На свадьбу он все же не пошел. Он растянулся на сете и затих, мечтая о предстоящем свидании. Молодец Гуляра! Как она решилась? Посмела нарушить обычаи, издавна укоренившиеся, как святой закон? Впрочем, что же тут удивительного? Гуляра выросла не в такой темной, как у Рустема, семье. Отец ее, Гафар-ага, учился в Бахчисарае, побывал в Петербурге. Возил туда жену и детей… А место свидания Гуляра выбрала хорошее! Она возьмет гугюм[15] и пойдет к Теселли за водой. «Где ты была?» — спросит ее мать. «Ходила по воду», — ответит она, и все тут…
Люди, предпочитавшие пить прозрачную как слеза, сверкающую как хрусталь, холодную как лед, освежающую воду, не ленились ходить за версту в горы — к Теселли.
О эта вода! Холодная, пробивающаяся мелкими звенящими пузырьками из глубины земли… Такая вода может быть только в Бадемлике! За нею обычно ходили между предвечерним и вечерним зовами к намазу.
Когда вокруг скалы Елишь-Кая с ее замшелой острой вершиной начали сгущаться сумерки, Рустем направился к источнику. «Пока еще рановато», — думал он, шагая по узкой тропинке.
Но ему не пришлось ждать. Как только он миновал узкий проход, пролегающий между огромным валуном и оградой боймы — лесного участка с огородом, перед ним появилась Гуляра. Она чистила свой медный гугюм, растирая его песком.
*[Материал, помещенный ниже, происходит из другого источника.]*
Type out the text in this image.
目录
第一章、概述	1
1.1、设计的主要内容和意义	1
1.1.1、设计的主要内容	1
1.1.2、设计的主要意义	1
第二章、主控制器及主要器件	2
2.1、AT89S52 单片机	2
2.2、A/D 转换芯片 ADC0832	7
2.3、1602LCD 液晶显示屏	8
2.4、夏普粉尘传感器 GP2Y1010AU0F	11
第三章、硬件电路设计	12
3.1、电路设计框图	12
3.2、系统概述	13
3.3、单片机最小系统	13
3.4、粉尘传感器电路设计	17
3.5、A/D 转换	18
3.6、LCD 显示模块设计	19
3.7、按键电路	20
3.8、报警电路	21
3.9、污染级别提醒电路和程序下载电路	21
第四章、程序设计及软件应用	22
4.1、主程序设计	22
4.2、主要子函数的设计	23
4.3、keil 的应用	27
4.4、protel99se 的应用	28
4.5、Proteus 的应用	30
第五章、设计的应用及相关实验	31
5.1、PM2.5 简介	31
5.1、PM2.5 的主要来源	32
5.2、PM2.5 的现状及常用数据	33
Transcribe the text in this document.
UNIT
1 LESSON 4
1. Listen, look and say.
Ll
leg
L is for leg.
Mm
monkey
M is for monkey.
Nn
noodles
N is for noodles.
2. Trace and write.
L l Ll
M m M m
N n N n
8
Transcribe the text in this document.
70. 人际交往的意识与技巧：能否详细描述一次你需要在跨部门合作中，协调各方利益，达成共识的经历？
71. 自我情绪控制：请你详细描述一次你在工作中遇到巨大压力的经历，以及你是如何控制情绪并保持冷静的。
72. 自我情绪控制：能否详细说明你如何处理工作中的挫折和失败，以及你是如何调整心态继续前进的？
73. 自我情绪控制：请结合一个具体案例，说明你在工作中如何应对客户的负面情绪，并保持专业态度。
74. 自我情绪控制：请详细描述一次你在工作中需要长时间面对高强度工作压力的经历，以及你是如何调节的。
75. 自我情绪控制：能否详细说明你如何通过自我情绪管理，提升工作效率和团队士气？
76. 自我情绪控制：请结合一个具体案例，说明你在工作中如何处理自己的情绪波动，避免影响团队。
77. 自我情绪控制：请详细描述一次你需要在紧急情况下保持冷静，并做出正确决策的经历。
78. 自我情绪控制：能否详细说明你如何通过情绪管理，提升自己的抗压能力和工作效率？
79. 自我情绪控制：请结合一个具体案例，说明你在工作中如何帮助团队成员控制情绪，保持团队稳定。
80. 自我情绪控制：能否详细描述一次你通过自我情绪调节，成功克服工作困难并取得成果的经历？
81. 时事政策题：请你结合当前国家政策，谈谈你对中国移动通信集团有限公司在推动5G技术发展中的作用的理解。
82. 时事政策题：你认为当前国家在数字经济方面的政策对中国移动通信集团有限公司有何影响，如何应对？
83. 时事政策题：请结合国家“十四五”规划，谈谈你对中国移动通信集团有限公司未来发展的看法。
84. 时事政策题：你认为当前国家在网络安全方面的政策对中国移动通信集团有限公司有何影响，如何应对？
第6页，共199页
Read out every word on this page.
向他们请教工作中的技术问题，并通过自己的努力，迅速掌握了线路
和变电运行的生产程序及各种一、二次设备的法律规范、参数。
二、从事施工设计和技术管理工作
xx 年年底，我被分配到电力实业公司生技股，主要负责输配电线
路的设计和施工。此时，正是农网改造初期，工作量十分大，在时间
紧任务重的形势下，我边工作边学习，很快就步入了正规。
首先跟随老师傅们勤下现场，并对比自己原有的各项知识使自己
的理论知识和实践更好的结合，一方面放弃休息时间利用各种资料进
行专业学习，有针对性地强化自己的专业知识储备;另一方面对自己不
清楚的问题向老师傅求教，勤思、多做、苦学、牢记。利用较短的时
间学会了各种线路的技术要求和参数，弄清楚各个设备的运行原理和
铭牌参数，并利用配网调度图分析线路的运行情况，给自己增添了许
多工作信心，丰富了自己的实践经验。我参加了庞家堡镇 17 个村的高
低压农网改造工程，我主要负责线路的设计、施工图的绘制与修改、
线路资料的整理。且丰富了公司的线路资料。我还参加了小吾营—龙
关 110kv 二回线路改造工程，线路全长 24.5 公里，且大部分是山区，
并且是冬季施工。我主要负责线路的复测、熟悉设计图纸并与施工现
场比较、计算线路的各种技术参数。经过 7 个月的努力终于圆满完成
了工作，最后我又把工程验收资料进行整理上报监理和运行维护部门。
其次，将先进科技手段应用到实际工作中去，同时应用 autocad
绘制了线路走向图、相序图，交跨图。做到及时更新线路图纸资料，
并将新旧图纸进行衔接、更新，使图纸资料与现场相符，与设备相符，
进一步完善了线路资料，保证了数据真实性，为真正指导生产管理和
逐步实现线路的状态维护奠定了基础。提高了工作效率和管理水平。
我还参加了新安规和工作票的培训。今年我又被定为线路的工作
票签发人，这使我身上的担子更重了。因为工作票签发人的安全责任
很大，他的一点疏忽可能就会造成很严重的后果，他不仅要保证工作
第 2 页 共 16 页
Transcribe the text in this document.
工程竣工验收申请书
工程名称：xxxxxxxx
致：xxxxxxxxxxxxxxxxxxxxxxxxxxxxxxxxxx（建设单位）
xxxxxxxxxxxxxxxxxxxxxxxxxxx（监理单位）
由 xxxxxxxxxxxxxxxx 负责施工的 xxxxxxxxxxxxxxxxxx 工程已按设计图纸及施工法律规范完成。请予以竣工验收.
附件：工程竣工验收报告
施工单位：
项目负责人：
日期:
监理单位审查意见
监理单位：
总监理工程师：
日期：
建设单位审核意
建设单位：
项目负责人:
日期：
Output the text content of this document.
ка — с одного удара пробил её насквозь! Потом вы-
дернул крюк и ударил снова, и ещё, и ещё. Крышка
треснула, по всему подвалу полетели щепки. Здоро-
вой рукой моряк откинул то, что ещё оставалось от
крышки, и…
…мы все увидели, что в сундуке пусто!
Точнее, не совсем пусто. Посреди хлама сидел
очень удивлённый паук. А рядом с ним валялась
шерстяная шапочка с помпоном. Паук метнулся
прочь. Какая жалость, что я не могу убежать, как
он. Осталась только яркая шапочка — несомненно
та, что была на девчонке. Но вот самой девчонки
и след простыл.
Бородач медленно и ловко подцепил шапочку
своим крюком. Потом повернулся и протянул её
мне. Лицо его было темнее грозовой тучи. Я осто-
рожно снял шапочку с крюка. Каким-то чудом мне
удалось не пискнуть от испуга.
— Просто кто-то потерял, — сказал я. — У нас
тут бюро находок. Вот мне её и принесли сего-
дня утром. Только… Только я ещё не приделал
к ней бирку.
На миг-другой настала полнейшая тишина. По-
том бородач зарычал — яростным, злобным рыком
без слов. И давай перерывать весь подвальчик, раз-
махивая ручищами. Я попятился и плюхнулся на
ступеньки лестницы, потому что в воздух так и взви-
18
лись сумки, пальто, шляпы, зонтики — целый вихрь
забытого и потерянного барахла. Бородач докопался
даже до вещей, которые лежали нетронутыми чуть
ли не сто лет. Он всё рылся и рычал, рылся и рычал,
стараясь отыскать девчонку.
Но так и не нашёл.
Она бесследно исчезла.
Заслышав приближающиеся шаги, девушка оглянулась и, чтобы не показать, что уже давно поджидает здесь Рустема, быстро спрятала кувшин под желоб.
— Вы здесь, Гуляра? — подавляя волнение, проговорил Рустем. — Правильно ли я понял слова, которые вы сказали три часа тому назад? Вы пожелали, чтобы я пришел к источнику… Правда?
В ее глазах отразилось смятение.
— Да, я так пожелала, — прошептала она. — Простите меня.
— Прощать? Вас? За что?
— Я стала безрассудной. Сама позвала вас сюда… Я знаю, что это не по шариату… Но…
— Гуляра, я тоже хотел видеть вас! Очень благодарен…
— Я рада за ваш сегодняшний успех. Вы получили приз…
— Подушечка принесла мне счастье!
— Вы не впервые его получаете, — засмеялась Гуляра.
— О, сегодня особенное счастье, — возразил Рустем. — Не получи я подушечки — не получил бы и цветов из ваших рук и не услышал ваших слов. Я не нашел бы вас.
— Разве вы меня теряли?
Лукавый вопрос поставил Рустема в тупик. Он не знал, что ответить. Девушка родилась на другом конце деревни и там провела восемнадцать лет своей жизни. Стремился ли он к Гуляре до сих пор? Нет, он не помышлял о ней, как и ни о ком другом. Женитьба не занимала его мысли. Выросший в жестких, суровых руках Саледина-ага, Рустем еще не думал о любви.
«Поезжай в лес! Привези дров! Гони лошадей в ночное!» — все эти повседневные дела не оставляли времени для романтических мечтаний. Откуда ему знать о нежных чувствах?.. И чувства его спокойно спали. Но всему свое время. Девушка, подарившая ему красные гвоздики, впервые пробудила в нем неведомое сладкое волнение. Любовь раскрыла глаза и увидела перед собой Гуляру.
Рустем молчал. Девушка вытащила из-под желоба гугюм и начала смывать с него песок.
— Нет. Я вас нашел впервые, — наконец ответил Рустем.
Гуляра покраснела и, чтобы скрыть смущение, быстро заговорила:
— Мой брат очень сердит на вас. Что вы ему сделали?
— Да я только пошутил тогда, во время скачки. Чтобы Веис не отставал, я раза два стегнул кнутом его коня. Стоит ли из-за этого сердиться?
— А у него с перепугу конь споткнулся, чуть не упал.
— Я этого не заметил, — пробормотал Рустем.
Девушка промолчала. Она уже пожалела о том, что затеяла разговор о брате. Но джигит, наконец, заговорил снова:
— Гуляра, вы имеете привычку ходить в лес — собирать кизил?
— Нет, а что?
— Я завтра иду в лес. Может быть, пойдем вместе? Скажите и Веису. Мы там и помиримся с ним.
— Было бы хорошо. Но… боюсь, мама не разрешит.
— Почему?
— Говорят, в лесу много дезертиров-качаков.
— А чего бояться? Это же наши парни. Если они там встретятся, то, вероятно, попросят поесть, только и всего.
— А вы их видели?
— Видел. Мой отец, когда идет в лес, иногда берет для них из дома хлеб. Если он не встречает их, то оставляет хлеб в дупле бука, растущего у самой хижины дяди Селима, а оттуда они сами забирают.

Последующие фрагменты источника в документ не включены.